Quantum mechanical (QM) and quasi-classical trajectory (QCT) rate constant calculations for the O(P-3) + HCI(upsilon = 0-2) --> OH + Cl reactions have been carried out on the ab initio potential energy surface (PES) by Koizumi et al. (J. Chem. Phys., 1991, 95, 6421). For the reaction of O(P-3) with HCl(upsilon = 0), the QM cumulative reaction probability for total angular momentum J = 0 was evaluated and the thermal rate constants calculated using the J-shifting approximation. The QM results are in close agreement with those obtained by Thompson and Miller (J. Chem.
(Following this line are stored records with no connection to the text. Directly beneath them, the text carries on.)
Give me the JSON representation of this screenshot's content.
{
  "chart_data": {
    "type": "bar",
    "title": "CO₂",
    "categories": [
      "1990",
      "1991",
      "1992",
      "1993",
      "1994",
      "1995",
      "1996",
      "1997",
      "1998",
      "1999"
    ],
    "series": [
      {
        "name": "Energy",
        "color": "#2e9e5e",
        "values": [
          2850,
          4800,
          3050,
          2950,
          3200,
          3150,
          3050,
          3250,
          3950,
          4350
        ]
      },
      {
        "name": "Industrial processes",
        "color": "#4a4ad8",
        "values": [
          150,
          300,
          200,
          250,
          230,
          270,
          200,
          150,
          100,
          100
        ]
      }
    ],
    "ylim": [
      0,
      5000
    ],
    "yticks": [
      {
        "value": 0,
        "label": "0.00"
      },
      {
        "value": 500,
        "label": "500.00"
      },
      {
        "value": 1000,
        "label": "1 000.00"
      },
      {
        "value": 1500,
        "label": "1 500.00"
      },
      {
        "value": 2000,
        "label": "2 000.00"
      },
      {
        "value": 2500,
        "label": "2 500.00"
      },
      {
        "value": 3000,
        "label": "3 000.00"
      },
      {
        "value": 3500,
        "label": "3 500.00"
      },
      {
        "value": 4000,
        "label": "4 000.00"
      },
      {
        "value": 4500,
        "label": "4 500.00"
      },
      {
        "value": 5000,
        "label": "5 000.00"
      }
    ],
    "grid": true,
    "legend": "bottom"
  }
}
Phys., 1997, 106, 142; 107, 2164E) and seem to overestimate slightly the experimental determinations. In contrast, the QCT rate constants Clearly underestimate the experimental rate coefficients, indicating that tunneling is important at low collision energies. The QCT rate constant calculations for the reaction with HCl(upsilon = 1, 2) show a. significant enhancement of reactivity with reagent vibrational excitation, in agreement with the experimental observations. For the O(P-3) + HCl(upsilon = 2, j = 1, 6, 9) reactions, the rovibrational populations of the OH product were determined from QCT calculations and a qualitative agreement was found with the existing experimental results and with those obtained previously from QCT calculations on a different ab initio PES.